A few weeks ago I finished this book a friend had urged me to read so we could discuss it. Distracted by other things, I let it sit for a week or two and since it needed to be returned to the library I set aside a bit of Saturday to read it. Much of what Sax finds wrong with the way we are raising boys I was familiar and mostly agreed with, but I don't know if he sees the irony in how we are creating boys who are at the same time are more and less dangerous than their forefathers.
Sax states that boys are turning out to have little work ethic, interest in much of anything and well are mostly spoiled mama's boys dependent upon parents for everything. Quite a blow to a mother of boys or for me one boy, the Kitty. The factors in this demise range from the effects of ADHD medicine, schools catering to female DNA, to hormones in the water. These are mostly likely factors, but I think something more important is missing and that is parenting.
As a homeschool mom I parent 24/7. There are few and far between breaks.
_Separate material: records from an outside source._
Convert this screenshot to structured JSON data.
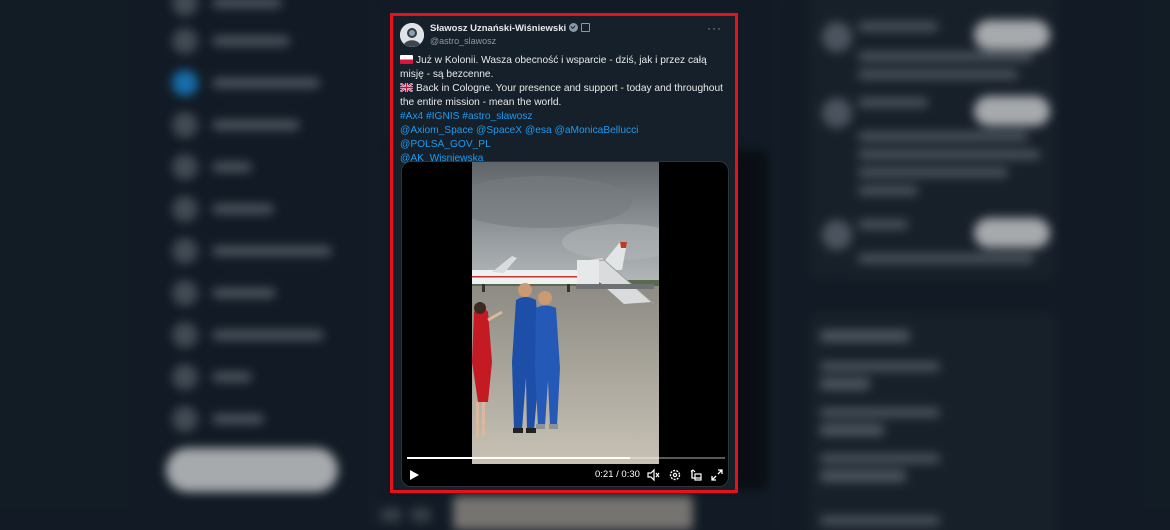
{
  "tweet": {
    "author_name": "Sławosz Uznański-Wiśniewski",
    "handle": "@astro_slawosz",
    "more_label": "···",
    "text_pl": "Już w Kolonii. Wasza obecność i wsparcie - dziś, jak i przez całą misję - są bezcenne.",
    "text_en": "Back in Cologne. Your presence and support - today and throughout the entire mission - mean the world.",
    "hashtags": "#Ax4 #IGNIS #astro_slawosz",
    "mentions_line1": "@Axiom_Space @SpaceX @esa @aMonicaBellucci @POLSA_GOV_PL",
    "mentions_line2": "@AK_Wisniewska"
  },
  "video": {
    "current_time": "0:21",
    "duration": "0:30",
    "time_label": "0:21 / 0:30",
    "progress": 0.7
  },
  "colors": {
    "highlight_border": "#e8101a",
    "link": "#1d9bf0",
    "background": "#15202b"
  },
  "icons": {
    "play": "play-icon",
    "volume": "volume-muted-icon",
    "settings": "settings-icon",
    "pip": "picture-in-picture-icon",
    "fullscreen": "fullscreen-icon"
  }
}
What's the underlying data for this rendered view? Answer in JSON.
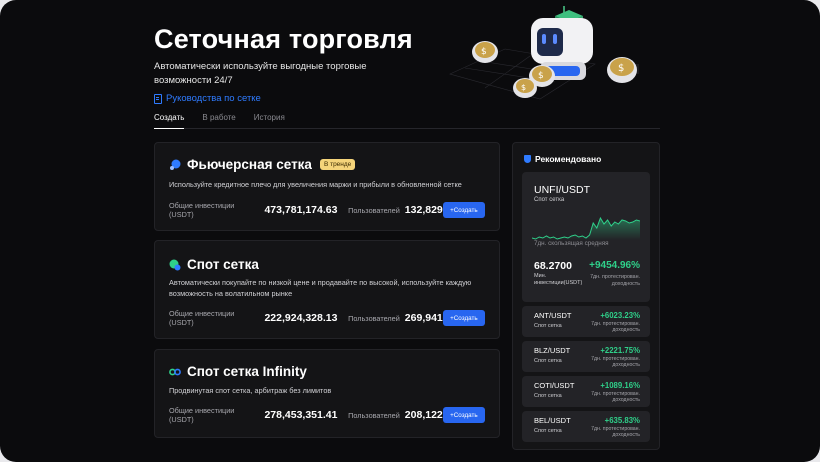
{
  "header": {
    "title": "Сеточная торговля",
    "subtitle": "Автоматически используйте выгодные торговые возможности 24/7",
    "guide_link": "Руководства по сетке"
  },
  "tabs": [
    {
      "label": "Создать",
      "active": true
    },
    {
      "label": "В работе",
      "active": false
    },
    {
      "label": "История",
      "active": false
    }
  ],
  "strategies": [
    {
      "title": "Фьючерсная сетка",
      "badge": "В тренде",
      "icon": "futures-grid-icon",
      "description": "Используйте кредитное плечо для увеличения маржи и прибыли в обновленной сетке",
      "investment_label": "Общие инвестиции (USDT)",
      "investment_value": "473,781,174.63",
      "users_label": "Пользователей",
      "users_value": "132,829",
      "button": "+Создать"
    },
    {
      "title": "Спот сетка",
      "icon": "spot-grid-icon",
      "description": "Автоматически покупайте по низкой цене и продавайте по высокой, используйте каждую возможность на волатильном рынке",
      "investment_label": "Общие инвестиции (USDT)",
      "investment_value": "222,924,328.13",
      "users_label": "Пользователей",
      "users_value": "269,941",
      "button": "+Создать"
    },
    {
      "title": "Спот сетка Infinity",
      "icon": "infinity-grid-icon",
      "description": "Продвинутая спот сетка, арбитраж без лимитов",
      "investment_label": "Общие инвестиции (USDT)",
      "investment_value": "278,453,351.41",
      "users_label": "Пользователей",
      "users_value": "208,122",
      "button": "+Создать"
    }
  ],
  "recommended": {
    "title": "Рекомендовано",
    "featured": {
      "pair": "UNFI/USDT",
      "type": "Спот сетка",
      "avg_label": "7дн. скользящая средняя",
      "price": "68.2700",
      "min_label": "Мин. инвестиции(USDT)",
      "percent": "+9454.96%",
      "note": "7дн. протестирован. доходность",
      "sparkline": [
        30,
        31,
        29,
        30,
        28,
        30,
        29,
        31,
        30,
        29,
        30,
        28,
        27,
        29,
        28,
        30,
        27,
        15,
        20,
        10,
        16,
        12,
        18,
        14,
        16,
        12,
        13,
        15,
        14,
        12,
        13
      ]
    },
    "items": [
      {
        "pair": "ANT/USDT",
        "type": "Спот сетка",
        "percent": "+6023.23%",
        "note": "7дн. протестирован. доходность"
      },
      {
        "pair": "BLZ/USDT",
        "type": "Спот сетка",
        "percent": "+2221.75%",
        "note": "7дн. протестирован. доходность"
      },
      {
        "pair": "COTI/USDT",
        "type": "Спот сетка",
        "percent": "+1089.16%",
        "note": "7дн. протестирован. доходность"
      },
      {
        "pair": "BEL/USDT",
        "type": "Спот сетка",
        "percent": "+635.83%",
        "note": "7дн. протестирован. доходность"
      }
    ]
  },
  "colors": {
    "accent": "#2866f0",
    "positive": "#2fd08a",
    "badge": "#f5d47a",
    "background": "#0b0b0d"
  }
}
I feed 3 meals a day to my kids, plus snacks. We don't do sleepovers, or drop off playdates, or Mom's Morning Out. Grandparents aren't available when I feel the urge to scream. When my kids particpate in sports, music, or ballet lessons I'm there. My kids watch 2 movies per week and my son maybe gets a video game for a small amount of time on Sundays.
I'm not looking to brag or say I'm perfect or have it all figured out since I'm far from that. I do know that you have to be INVOLVED. You have to ENGAGE. You have SET REAL LIMITS when they are young with certain things. You have to be willing to learn new strategies for each kid and ADMIT YOU WERE WRONG and fix it.
You can't depend on a pill. I know that we're parenting in a brave new world, but soma is not the answer. We are. God is. Slowing down and evaluating your life and what is a priority. Kids are not an accessory. I volley between being a planner and a fly by the seat of your pants gal. I like to let my kids have space, but I strew things for them to become engaged in. I guard them against certain things. I do not believe the mainstram is the river I'm diving into and I'm not the throw them into the water and see if they can swim parent either.
I think boys need the space and encouragement to be dangerous, to take risks, to believe and want to fight for something, or someone. Turning our boys hearts toward service and family and most importantly God will give them a mission in life, a purpose. I want to watch my son turn ino a strong man. We have taken so much from our men in an effort to raise up women, I wonder when we will see we are partners and not adversaries. We are not androgynous beings whose needs can be met in the same ways.Boys Adrift is a book about boys who are lost and lack parents who are engaged in fighting against what the poplous thinks is "normal" for boys. It's anything BUT normal.